Round the number 627 to the nearest 100: 600

Round the number 5,872 to the nearest 1,000: 6,000

Round the number 8,452 to the nearest 1,000: 8,000

**Estimations Basic Principles**

The process of estimation is based on rounding numbers. In math, estimation is frequently used when we’re dealing with arithmetic including long numbers. When we would have the problem 567 + 248 while needing only a close answer, we would use estimation.

Our example could have us changing the given values to 600 plus 200, or 570 plus 250. Our first step would be rounding both numbers (to a certain place) and then do our math. Our answer then would be an estimated actual answer.

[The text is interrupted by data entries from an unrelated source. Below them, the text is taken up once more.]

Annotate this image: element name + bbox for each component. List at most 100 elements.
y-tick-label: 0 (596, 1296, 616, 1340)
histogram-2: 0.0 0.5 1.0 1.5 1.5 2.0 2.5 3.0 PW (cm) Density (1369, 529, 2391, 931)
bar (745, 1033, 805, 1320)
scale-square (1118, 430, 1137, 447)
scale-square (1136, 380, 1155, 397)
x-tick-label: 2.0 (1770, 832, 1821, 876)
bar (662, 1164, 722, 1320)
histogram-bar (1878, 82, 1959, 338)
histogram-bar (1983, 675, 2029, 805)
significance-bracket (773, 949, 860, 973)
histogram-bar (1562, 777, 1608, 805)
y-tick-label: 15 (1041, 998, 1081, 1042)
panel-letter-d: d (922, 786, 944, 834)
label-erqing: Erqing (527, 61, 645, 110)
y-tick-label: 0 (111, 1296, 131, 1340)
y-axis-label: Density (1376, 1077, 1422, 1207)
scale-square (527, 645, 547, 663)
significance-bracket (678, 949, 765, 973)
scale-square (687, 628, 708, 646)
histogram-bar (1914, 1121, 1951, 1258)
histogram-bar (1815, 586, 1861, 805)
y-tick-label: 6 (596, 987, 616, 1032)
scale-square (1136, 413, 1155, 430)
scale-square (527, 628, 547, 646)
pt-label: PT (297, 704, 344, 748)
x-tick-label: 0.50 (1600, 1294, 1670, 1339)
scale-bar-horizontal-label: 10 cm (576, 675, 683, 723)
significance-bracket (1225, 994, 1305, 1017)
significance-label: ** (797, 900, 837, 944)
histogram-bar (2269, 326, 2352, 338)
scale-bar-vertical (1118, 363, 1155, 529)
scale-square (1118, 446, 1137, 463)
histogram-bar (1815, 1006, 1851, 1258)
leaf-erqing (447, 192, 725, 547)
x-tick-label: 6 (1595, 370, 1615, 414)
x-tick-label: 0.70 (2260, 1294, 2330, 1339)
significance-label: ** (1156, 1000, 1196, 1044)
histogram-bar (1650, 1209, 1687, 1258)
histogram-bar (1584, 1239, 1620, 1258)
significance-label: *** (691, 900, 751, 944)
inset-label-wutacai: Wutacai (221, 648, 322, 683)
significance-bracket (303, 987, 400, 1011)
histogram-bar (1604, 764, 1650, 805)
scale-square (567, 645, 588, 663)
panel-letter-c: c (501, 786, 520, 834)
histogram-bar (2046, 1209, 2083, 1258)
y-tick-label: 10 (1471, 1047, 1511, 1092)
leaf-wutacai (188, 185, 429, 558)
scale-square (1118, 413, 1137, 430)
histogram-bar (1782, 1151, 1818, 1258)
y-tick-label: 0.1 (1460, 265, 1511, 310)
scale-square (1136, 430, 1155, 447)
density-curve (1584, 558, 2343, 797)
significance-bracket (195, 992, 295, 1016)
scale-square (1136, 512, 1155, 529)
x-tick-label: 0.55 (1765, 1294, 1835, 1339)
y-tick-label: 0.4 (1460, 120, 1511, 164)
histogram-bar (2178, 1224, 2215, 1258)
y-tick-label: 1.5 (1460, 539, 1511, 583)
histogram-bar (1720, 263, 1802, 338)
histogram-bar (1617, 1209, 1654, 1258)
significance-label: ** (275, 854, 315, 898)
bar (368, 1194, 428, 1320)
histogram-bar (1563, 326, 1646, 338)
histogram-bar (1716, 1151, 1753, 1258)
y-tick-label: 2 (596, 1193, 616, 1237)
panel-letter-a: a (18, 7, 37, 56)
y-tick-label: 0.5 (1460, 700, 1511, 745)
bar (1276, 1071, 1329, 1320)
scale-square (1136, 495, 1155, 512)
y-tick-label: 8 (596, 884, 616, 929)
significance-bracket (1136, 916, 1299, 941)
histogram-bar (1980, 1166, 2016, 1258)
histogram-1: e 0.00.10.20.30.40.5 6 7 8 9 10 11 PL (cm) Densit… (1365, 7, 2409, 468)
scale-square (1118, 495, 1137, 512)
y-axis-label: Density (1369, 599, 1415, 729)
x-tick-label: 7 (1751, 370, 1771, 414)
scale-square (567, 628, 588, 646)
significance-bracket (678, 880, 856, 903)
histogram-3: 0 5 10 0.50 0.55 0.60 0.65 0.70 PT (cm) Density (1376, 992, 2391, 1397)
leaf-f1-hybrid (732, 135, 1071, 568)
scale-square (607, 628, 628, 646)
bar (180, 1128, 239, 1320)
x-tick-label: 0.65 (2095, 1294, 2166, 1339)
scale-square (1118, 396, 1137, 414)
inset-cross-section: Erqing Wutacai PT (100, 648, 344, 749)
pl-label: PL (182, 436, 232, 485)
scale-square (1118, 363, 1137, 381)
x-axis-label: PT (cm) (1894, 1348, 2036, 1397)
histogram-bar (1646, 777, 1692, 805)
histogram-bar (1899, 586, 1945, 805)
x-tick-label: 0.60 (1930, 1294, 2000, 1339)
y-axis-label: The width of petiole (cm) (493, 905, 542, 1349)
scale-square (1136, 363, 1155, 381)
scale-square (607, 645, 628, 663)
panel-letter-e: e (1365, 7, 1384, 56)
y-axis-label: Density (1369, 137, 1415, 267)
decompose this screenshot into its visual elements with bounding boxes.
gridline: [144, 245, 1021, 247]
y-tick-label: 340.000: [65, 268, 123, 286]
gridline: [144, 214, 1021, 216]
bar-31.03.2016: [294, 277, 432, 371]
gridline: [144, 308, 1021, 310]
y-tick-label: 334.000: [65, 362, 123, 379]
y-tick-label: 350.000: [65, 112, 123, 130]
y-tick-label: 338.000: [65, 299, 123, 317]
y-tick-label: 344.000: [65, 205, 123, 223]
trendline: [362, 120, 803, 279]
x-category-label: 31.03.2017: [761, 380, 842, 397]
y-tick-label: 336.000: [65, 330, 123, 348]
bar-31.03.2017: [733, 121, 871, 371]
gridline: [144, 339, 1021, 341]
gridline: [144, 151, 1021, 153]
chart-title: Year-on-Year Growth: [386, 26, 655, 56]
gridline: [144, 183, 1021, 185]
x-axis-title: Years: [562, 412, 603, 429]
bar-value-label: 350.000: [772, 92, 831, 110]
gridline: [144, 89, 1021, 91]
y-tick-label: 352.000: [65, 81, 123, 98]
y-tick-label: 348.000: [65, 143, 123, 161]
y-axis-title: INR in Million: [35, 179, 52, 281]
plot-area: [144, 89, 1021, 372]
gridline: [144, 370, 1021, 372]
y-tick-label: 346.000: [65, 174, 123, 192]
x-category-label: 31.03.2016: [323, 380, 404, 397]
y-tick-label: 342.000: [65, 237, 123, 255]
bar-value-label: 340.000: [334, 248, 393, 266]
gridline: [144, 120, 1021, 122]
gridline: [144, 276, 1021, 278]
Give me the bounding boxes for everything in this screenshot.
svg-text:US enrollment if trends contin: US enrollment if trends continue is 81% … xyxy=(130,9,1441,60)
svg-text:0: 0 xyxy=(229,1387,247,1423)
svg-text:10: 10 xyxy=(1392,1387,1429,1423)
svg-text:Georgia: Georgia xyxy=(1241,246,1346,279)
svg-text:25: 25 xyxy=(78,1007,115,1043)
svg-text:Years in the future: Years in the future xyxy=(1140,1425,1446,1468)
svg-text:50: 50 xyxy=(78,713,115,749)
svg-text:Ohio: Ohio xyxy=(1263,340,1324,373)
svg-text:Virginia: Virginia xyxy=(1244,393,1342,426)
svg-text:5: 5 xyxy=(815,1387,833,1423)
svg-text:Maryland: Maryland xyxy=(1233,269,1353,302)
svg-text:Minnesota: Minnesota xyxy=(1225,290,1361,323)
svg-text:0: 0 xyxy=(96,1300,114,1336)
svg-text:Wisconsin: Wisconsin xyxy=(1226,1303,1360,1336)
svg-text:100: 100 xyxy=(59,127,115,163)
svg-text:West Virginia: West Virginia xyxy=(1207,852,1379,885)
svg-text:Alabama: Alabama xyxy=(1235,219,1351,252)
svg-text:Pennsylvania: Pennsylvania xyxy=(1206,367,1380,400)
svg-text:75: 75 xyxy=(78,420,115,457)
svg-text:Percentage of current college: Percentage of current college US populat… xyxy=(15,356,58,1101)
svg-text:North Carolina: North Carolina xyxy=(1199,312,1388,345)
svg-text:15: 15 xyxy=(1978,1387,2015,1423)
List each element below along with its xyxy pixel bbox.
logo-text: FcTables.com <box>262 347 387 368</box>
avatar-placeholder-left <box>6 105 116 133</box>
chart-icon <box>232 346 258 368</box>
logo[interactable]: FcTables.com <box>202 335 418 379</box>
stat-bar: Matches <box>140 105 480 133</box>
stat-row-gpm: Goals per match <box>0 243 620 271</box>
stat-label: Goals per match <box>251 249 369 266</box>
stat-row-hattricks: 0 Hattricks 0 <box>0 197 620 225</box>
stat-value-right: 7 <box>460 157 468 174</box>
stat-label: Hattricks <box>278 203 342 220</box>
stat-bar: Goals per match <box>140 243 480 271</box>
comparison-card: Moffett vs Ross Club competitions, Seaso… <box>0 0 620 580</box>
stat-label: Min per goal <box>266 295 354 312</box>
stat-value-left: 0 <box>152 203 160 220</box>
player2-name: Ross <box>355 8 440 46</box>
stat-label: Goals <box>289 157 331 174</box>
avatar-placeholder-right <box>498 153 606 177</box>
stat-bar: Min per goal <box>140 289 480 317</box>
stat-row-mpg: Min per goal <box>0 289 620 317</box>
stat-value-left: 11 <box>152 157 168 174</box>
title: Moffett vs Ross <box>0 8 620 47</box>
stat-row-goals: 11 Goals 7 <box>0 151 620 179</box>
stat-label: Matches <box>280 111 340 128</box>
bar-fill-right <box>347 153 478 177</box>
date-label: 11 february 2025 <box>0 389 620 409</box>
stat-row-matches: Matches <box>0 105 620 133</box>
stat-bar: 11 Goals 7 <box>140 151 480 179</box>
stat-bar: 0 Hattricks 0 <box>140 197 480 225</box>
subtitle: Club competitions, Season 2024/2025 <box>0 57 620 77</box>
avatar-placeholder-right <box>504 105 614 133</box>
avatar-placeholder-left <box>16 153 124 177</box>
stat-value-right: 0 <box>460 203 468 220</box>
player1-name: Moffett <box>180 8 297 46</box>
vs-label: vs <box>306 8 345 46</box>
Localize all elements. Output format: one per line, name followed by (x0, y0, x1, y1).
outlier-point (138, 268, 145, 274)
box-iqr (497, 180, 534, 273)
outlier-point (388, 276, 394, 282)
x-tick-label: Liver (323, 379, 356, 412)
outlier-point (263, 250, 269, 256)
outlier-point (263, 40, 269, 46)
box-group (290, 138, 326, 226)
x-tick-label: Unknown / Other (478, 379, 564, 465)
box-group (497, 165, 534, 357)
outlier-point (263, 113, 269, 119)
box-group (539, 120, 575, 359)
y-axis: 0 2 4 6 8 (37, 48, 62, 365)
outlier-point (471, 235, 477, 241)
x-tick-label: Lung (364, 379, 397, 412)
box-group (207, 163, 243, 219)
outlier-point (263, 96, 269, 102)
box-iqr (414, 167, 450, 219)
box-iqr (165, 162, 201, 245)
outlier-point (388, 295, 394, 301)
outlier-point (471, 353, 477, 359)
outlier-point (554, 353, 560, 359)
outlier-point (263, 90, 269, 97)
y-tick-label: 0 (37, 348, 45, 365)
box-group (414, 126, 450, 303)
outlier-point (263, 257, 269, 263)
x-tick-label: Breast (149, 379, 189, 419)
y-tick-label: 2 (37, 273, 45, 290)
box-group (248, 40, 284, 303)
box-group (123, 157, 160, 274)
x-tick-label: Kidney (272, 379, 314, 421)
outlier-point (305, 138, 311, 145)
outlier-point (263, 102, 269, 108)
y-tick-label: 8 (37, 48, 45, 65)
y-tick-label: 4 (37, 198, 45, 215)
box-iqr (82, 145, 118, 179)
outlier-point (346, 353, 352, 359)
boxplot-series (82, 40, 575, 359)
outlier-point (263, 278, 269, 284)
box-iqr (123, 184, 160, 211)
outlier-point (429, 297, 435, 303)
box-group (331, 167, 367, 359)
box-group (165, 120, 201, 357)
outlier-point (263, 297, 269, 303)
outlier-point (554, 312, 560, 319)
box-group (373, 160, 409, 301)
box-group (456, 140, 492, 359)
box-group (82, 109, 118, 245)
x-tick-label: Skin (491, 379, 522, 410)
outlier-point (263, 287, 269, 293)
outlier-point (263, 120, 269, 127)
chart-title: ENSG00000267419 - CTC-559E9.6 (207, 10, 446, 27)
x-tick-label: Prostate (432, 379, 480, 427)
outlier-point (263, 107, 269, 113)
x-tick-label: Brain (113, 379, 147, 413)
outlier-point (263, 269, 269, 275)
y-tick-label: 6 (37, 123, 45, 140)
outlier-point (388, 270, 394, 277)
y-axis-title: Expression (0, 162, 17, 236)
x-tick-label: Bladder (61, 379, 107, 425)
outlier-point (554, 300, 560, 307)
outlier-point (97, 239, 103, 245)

We need to keep in mind that estimation may give us answers that are pretty different from actual answers. In our example, we have estimations of 800 and 820. While the actual answer is 815, we can see that our estimations were actually somewhat off. Let’s look at 2 more interesting examples:

237 plus 469 equals…

When we round to the nearest 10 we get: 240 + 470 = 710

When we round to the nearest 100 we get: 200 + 500 = 700

The actual answer is: 706

864 minus 202 equals…

When we round to the nearest 10 we ger: 860 – 200 = 660

When we round to the nearest 100 we get: 900 – 200 = 700

The actual answer is: 662

In our first example, we got pretty close in both tries. In our second example, we can see how far off we actually got from our actual answer. You know that 700 is pretty far off the actual answer, 662.